Source Pravda.Ru

Bush calls for $1.2 billion to cut malaria deaths, Africa calls for DDT

As malaria death rates rise in Africa and other parts of the third world, some Africans are demanding change. One thing they want is to be able to use DDT, or at least a reliable alternative. The U.S. offers money.

President George W. Bush on Thursday called for a $1.2 billion (Ђ1 billion) U.S. effort to cut deaths from malaria in Africa in half over five years, part of a range of new initiatives targeted at the continent's problems, reports AP.

"We know that large-scale action can defeat this disease in whole regions and the world must take action," Bush said in a wide-ranging speech on his Africa policy. "Together we can lift this threat and defeat this fear across the African continent."

President Bush told The Times of London, the U.S. government had a "great record" on Africa and was ready to do more for the continent, but did not provide specifics on what commitments, if any, he would make, notices AllHeadlineNews.com.

An American reader at The Telegraph’s forum supposed, that “when Bush talks about "smart aid," he means he wants something in return.”

The announcements about the aid to Africa came as Bush prepares to travel to Scotland next week for a meeting of Group of Eight - the world's seven major industrial democracies and Russia - that will focus on Africa.

Malaria is one of the top killers in Africa, and most of its victims are children.
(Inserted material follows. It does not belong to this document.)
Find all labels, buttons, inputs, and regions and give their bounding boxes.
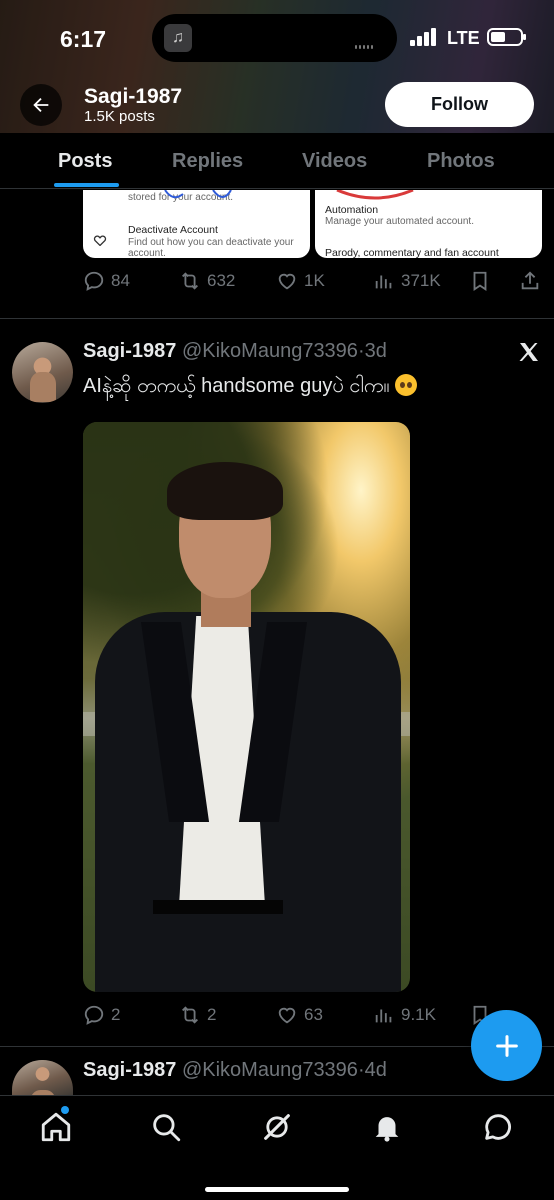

The ancient mosquito-borne disease infects as many as 400 million people worldwide, killing 1 million a year.

The malaria initiative aims to provide tens of millions to Tanzania, Uganda and Angola in the first year, adding at least four more countries in 2007 and at least five more in 2008 for an eventual total spending of $1.2 billion (Ђ1 billion), Bush said. The U.S. president said his proposal would eventually cover 175 million people in 15 nations most affected by the disease.
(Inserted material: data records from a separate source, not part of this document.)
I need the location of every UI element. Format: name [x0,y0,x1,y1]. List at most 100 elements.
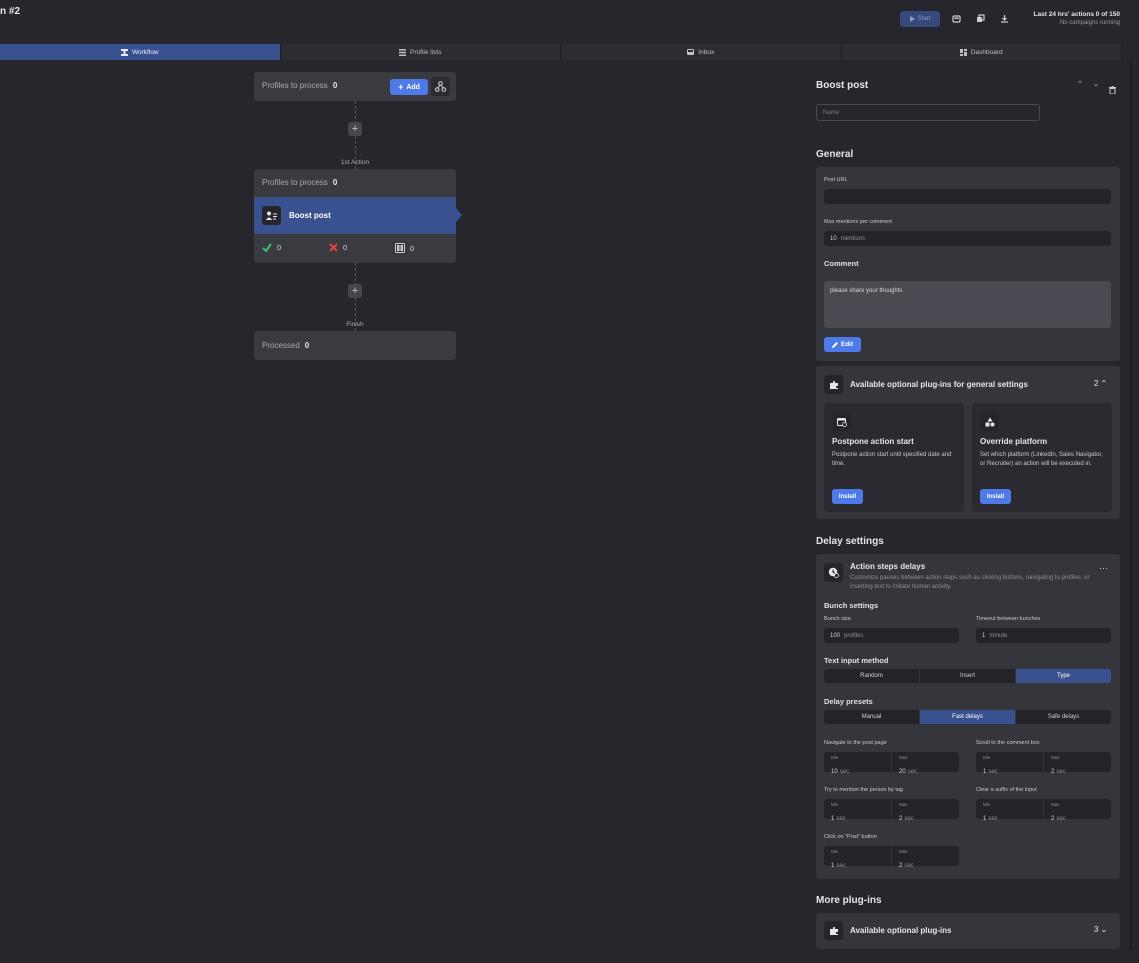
bunch-settings-title: Bunch settings [824,601,879,610]
min-input[interactable]: Min 1 sec [976,752,1044,775]
add-profiles-button[interactable]: + Add [390,79,428,95]
action-boost-post[interactable]: Boost post [254,197,456,234]
start-node-label: Profiles to process [262,81,328,90]
more-plugins-title: More plug-ins [816,895,882,906]
more-plugins-toggle[interactable]: 3 ⌄ [1094,925,1107,934]
delay-label: Navigate to the post page [824,740,887,746]
max-input[interactable]: Max 20 sec [892,752,959,775]
delay-presets-title: Delay presets [824,697,873,706]
plugin-card-override: Override platform Set which platform (Li… [972,403,1112,512]
more-plugins-card[interactable]: Available optional plug-ins 3 ⌄ [816,913,1120,949]
delay-click-post-minmax: Min 1 sec Max 2 sec [824,846,959,869]
timeout-input[interactable]: 1 minute [976,628,1111,643]
play-icon [909,16,915,22]
chevron-down-icon: ⌄ [1100,925,1108,934]
delay-mention-minmax: Min 1 sec Max 2 sec [824,799,959,822]
finish-node: Processed 0 [254,331,456,360]
plus-icon: + [351,285,359,297]
max-input[interactable]: Max 2 sec [1044,799,1111,822]
copy-icon[interactable] [975,13,985,23]
cross-icon [329,243,338,252]
plugins-general-toggle[interactable]: 2 ⌃ [1094,379,1107,388]
chevron-up-icon[interactable]: ⌃ [1077,80,1083,88]
finish-node-count: 0 [304,341,310,350]
delay-card-desc: Customize pauses between action steps su… [850,575,1090,590]
min-input[interactable]: Min 1 sec [824,846,892,869]
plugin-card-postpone: Postpone action start Postpone action st… [824,403,964,512]
finish-node-label: Processed [262,341,300,350]
general-title: General [816,149,854,160]
bunch-size-label: Bunch size [824,616,851,622]
delay-card: Action steps delays Customize pauses bet… [816,554,1120,879]
delay-clear-suffix-minmax: Min 1 sec Max 2 sec [976,799,1111,822]
max-input[interactable]: Max 2 sec [892,846,959,869]
plugins-general-title: Available optional plug-ins for general … [850,380,1028,389]
tab-profile-lists[interactable]: Profile lists [281,44,561,60]
delay-card-title: Action steps delays [850,562,926,571]
more-options-icon[interactable]: ⋯ [1099,563,1109,574]
text-input-type[interactable]: Type [1016,669,1111,683]
selected-indicator [456,208,462,222]
bunch-size-input[interactable]: 100 profiles [824,628,959,643]
install-postpone-button[interactable]: Install [832,489,863,504]
archive-icon[interactable] [951,13,961,23]
daily-actions-stat: Last 24 hrs' actions 0 of 150 [1033,11,1120,18]
delay-label: Scroll to the comment box [976,740,1040,746]
shapes-icon [980,412,999,431]
tab-inbox[interactable]: Inbox [561,44,842,60]
boost-post-icon [262,206,281,225]
delay-label: Click on "Post" button [824,834,877,840]
edit-button[interactable]: Edit [824,337,861,352]
delay-settings-title: Delay settings [816,536,884,547]
min-input[interactable]: Min 10 sec [824,752,892,775]
trash-icon[interactable] [1109,81,1116,99]
timeout-label: Timeout between bunches [976,616,1041,622]
start-label: Start [917,16,931,22]
max-mentions-input[interactable]: 10 mentions [824,231,1111,246]
success-counter: 0 [262,243,281,252]
preset-safe[interactable]: Safe delays [1016,710,1111,724]
min-input[interactable]: Min 1 sec [976,799,1044,822]
campaign-title: n #2 [0,6,21,17]
step-label: 1st Action [340,159,370,166]
comment-label: Comment [824,259,859,268]
delay-scroll-minmax: Min 1 sec Max 2 sec [976,752,1111,775]
name-input[interactable]: Name [816,104,1040,121]
max-input[interactable]: Max 2 sec [892,799,959,822]
delay-navigate-minmax: Min 10 sec Max 20 sec [824,752,959,775]
finish-label: Finish [346,321,364,328]
max-input[interactable]: Max 2 sec [1044,752,1111,775]
tab-dashboard[interactable]: Dashboard [842,44,1122,60]
text-input-method-selector: Random Insert Type [824,669,1111,683]
dashboard-icon [959,48,967,56]
install-override-button[interactable]: Install [980,489,1011,504]
action-name: Boost post [289,211,331,220]
post-url-input[interactable] [824,189,1111,204]
plus-icon: + [351,123,359,135]
preset-fast[interactable]: Fast delays [920,710,1016,724]
insert-step-button[interactable]: + [348,284,362,298]
puzzle-icon [824,921,843,940]
scrollbar[interactable] [1130,60,1132,950]
start-node-count: 0 [332,81,338,90]
text-input-insert[interactable]: Insert [920,669,1016,683]
network-button[interactable] [431,77,450,96]
preset-manual[interactable]: Manual [824,710,920,724]
text-input-random[interactable]: Random [824,669,920,683]
chevron-up-icon: ⌃ [1100,379,1108,388]
tab-bar: Workflow Profile lists Inbox Dashboard [0,44,1122,60]
tab-workflow[interactable]: Workflow [0,44,281,60]
min-input[interactable]: Min 1 sec [824,799,892,822]
comment-textarea[interactable]: please share your thoughts [824,281,1111,328]
max-mentions-label: Max mentions per comment [824,219,892,225]
insert-step-button[interactable]: + [348,122,362,136]
start-button[interactable]: Start [900,11,940,27]
chevron-down-icon[interactable]: ⌄ [1093,80,1099,88]
general-card: Post URL Max mentions per comment 10 men… [816,167,1120,361]
campaigns-running-stat: No campaigns running [1059,20,1120,26]
download-icon[interactable] [999,13,1009,23]
action-node-header-label: Profiles to process [262,178,328,187]
calendar-clock-icon [832,412,851,431]
inbox-icon [687,49,695,55]
pencil-icon [831,341,838,348]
Because the disease is highly preventable, the money will pay for approaches such as providing insecticide-treated sleeping nets, encouraging greater use of insecticides indoors and financing a new generation of anti-malarial drugs. As resistance to other anti-malarial drugs has grown, the World Health Organization has recommended the use of artemisinin-based combination drug treatments to fight the disease.